As the interns wrapped up their summer, their experience at Concussion Alliance had proven immeasurable.
“I always wanted to explore all these topics of fascination in biology without ever giving up this humanistic aspect, and the Carleton liberal arts education allows me to do that,” Cowan said. “Concussion Alliance gave me the opportunity to develop skills in this area, and seeing alums several years ahead of [me] provides a community to learn from one another.”
Recent graduate Hannah Kennicott ’20, a volunteer mentor, said her experience at Concussion Alliance left her feeling like she’s getting the best of both worlds.
“I love that even within writing for the newsletter, I can get into the science but also write about at-risk populations,” Kennicott said. “The marriage of the science and the humanistic aspect is exceptional.”
As she looks forward to what’s next in her career, she is grateful for her internship and mentorship experience.
“Concussion Alliance has prioritized and informed how much public health means to me,” she said. “It reinforced my career path in health care.”
For Malayka, the reward is just as sweet from an employer standpoint as it is in her role as a parent.

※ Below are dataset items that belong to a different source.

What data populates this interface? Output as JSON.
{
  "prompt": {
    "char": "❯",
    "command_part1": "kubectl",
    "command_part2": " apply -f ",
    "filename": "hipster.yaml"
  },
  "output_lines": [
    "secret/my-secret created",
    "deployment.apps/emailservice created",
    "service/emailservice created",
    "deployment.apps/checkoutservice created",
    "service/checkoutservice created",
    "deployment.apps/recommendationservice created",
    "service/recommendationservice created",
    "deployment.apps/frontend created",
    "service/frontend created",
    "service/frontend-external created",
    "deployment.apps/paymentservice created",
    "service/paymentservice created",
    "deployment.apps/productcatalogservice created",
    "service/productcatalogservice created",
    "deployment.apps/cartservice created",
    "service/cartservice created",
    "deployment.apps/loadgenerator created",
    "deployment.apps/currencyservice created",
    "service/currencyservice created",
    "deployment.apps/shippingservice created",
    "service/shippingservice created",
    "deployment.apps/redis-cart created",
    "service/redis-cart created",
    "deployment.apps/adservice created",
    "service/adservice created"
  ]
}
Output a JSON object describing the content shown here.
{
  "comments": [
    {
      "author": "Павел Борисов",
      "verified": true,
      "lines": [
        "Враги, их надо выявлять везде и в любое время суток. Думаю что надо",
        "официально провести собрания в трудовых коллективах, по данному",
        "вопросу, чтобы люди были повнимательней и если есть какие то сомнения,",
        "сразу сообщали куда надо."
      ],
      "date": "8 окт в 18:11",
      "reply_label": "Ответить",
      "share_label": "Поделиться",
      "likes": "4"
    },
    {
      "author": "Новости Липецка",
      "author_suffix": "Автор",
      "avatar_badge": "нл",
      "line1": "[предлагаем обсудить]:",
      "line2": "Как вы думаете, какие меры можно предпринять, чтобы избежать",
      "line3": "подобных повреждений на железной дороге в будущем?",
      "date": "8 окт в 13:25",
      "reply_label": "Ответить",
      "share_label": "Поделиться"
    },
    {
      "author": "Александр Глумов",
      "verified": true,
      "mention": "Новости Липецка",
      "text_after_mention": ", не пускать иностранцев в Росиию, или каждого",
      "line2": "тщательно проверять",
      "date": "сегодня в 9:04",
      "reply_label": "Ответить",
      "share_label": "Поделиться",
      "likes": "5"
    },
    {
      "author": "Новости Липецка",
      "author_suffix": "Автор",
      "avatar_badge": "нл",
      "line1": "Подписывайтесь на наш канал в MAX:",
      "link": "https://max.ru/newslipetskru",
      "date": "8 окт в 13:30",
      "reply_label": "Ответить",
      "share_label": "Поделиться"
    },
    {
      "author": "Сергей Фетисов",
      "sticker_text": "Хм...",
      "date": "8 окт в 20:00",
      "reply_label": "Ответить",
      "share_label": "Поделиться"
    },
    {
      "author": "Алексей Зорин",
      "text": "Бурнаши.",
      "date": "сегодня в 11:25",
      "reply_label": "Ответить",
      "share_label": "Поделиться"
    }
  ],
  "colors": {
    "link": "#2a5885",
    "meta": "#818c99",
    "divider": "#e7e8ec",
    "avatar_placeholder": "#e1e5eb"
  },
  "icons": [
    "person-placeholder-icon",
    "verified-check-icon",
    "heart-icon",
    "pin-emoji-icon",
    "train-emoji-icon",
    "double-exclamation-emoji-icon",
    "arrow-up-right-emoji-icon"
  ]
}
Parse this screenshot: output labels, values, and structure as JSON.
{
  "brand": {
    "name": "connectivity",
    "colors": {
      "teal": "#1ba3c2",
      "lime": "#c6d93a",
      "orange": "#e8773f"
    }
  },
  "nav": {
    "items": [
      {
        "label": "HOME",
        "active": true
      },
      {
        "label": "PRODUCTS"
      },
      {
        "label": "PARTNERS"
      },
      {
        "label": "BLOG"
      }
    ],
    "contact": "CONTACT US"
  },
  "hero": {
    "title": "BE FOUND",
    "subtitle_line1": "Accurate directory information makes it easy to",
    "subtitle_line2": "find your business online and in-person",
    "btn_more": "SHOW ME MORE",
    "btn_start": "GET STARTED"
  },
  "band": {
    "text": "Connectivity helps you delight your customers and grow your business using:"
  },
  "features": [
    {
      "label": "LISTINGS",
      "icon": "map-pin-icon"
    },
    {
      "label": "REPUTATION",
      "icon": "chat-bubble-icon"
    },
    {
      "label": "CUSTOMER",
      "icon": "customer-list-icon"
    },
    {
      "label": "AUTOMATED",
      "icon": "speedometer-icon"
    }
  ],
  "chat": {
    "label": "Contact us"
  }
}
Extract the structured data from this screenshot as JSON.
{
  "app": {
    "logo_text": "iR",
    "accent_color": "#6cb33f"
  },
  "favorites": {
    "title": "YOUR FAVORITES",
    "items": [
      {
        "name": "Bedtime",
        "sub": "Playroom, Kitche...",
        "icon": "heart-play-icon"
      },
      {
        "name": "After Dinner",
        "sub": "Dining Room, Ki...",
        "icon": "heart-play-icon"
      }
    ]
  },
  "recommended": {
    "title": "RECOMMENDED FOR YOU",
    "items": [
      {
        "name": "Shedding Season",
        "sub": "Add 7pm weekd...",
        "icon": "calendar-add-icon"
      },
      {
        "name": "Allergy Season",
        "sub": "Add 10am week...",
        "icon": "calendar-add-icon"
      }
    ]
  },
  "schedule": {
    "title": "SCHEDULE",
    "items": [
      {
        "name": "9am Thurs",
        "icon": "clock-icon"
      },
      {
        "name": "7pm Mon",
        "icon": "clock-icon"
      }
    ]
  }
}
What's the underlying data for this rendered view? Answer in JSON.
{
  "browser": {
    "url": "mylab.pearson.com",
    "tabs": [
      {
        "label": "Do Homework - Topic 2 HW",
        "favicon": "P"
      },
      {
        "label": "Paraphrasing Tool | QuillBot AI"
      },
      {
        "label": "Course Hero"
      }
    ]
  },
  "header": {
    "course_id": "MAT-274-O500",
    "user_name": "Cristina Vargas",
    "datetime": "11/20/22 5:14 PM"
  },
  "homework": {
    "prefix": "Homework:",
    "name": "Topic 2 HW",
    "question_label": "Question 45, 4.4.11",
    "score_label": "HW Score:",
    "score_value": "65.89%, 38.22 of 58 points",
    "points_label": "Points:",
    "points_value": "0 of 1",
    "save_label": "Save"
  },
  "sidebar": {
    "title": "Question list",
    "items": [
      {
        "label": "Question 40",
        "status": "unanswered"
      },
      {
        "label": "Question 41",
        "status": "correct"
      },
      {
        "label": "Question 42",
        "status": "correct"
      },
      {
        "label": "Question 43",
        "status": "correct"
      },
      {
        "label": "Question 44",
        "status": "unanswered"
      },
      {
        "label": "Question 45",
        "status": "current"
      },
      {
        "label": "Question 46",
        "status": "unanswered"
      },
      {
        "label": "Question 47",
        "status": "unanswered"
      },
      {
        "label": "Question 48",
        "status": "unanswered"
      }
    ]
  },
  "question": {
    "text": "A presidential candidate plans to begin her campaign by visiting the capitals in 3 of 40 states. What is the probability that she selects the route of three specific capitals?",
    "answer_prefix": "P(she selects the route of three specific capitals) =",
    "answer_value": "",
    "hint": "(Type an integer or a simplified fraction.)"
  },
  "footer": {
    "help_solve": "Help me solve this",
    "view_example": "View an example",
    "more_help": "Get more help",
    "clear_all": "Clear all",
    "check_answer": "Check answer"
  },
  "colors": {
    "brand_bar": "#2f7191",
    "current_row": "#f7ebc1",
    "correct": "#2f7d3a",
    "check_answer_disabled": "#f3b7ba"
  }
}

“As a Carleton parent, I’ve really come to trust and love Carleton students,” Malayka said. “Every Carleton student that has worked for Concussion Alliance is intelligent, hardworking and does amazing things. They’re creative, highly-responsible, trustworthy, and I’m incredibly grateful to work with these students and now alums.”
Conor has enjoyed getting to work with those he loves doing what he loves.
“What started as ‘our thing’— and to our complete and wonderful surprise — is now ‘OUR’ thing with this larger group,” he said. “Every time someone joins onto this project, it feels more real and more impactful. This is something that we care really deeply about because it’s ingrained into the fabric of our lives, and to have all these people with such verve and passion and dedication come onto this project, I am at a loss for words for how incredibly meaningful that has been.”